Romana Tomc (born 2 November 1965) is a Slovenian politician and dignitarie and Member of the European Parliament (MEP) from Slovenia. She is a member of the Slovenian Democratic Party, part of the European People's Party.

==Political career==
Tomc has been a Member of the European Parliament since the 2014 elections. In parliament, she has since been serving on the Committee on Employment and Social Affairs.
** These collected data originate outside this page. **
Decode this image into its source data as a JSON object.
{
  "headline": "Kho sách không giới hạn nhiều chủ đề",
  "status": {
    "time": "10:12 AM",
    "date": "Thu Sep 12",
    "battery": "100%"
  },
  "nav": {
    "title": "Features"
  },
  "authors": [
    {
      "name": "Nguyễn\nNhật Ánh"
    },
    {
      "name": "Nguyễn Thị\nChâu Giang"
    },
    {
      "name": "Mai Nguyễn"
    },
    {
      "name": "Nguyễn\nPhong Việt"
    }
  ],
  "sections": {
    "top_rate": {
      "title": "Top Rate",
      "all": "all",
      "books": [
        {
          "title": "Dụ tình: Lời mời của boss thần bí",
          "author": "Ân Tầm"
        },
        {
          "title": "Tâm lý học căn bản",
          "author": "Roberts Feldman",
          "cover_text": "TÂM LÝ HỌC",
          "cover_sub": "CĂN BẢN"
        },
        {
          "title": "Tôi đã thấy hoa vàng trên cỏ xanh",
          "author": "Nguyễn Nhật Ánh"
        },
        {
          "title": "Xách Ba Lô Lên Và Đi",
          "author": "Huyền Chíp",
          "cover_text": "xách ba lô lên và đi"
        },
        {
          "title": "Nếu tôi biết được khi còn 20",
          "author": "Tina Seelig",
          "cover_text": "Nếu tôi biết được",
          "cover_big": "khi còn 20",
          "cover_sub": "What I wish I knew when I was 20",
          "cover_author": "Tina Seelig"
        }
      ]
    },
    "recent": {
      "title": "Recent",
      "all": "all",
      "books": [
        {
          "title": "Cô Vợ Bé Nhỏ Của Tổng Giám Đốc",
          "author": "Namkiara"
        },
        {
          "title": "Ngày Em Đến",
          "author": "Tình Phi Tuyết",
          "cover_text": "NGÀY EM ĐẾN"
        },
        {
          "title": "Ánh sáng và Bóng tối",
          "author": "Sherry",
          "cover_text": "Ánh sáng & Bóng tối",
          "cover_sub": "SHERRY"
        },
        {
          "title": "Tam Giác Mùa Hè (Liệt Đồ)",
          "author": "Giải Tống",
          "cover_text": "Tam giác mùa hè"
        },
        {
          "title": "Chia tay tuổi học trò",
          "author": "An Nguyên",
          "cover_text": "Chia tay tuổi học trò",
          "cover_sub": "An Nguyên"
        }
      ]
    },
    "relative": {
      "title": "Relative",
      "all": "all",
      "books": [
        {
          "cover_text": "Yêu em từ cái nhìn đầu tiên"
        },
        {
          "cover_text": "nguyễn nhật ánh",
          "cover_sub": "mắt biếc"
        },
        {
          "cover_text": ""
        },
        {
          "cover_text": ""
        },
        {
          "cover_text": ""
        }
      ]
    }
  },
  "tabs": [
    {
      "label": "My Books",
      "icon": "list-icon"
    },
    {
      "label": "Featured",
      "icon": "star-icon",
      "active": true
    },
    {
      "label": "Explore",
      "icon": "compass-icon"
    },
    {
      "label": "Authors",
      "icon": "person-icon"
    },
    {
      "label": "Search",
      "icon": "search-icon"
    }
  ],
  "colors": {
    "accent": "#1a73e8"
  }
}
In addition to her committee assignments, Tomc is part of the parliament's delegation for Northern cooperation and for relations with Switzerland and Norway and to the EU-Iceland Joint Parliamentary Committee and the European Economic Area (EEA) Joint Parliamentary Committee. She is also a supporter of the MEP Alliance for Mental Health and the MEPs Against Cancer group.

On the national level, Tomc was the candidate of the Slovenian Democratic Party (SDS) in the 22 October 2017 presidential election, challenging incumbent Borut Pahor.

==Recognition==
In December 2020, Tomc received the Employment, Social Affairs and Regions award at The Parliament Magazines annual MEP Awards.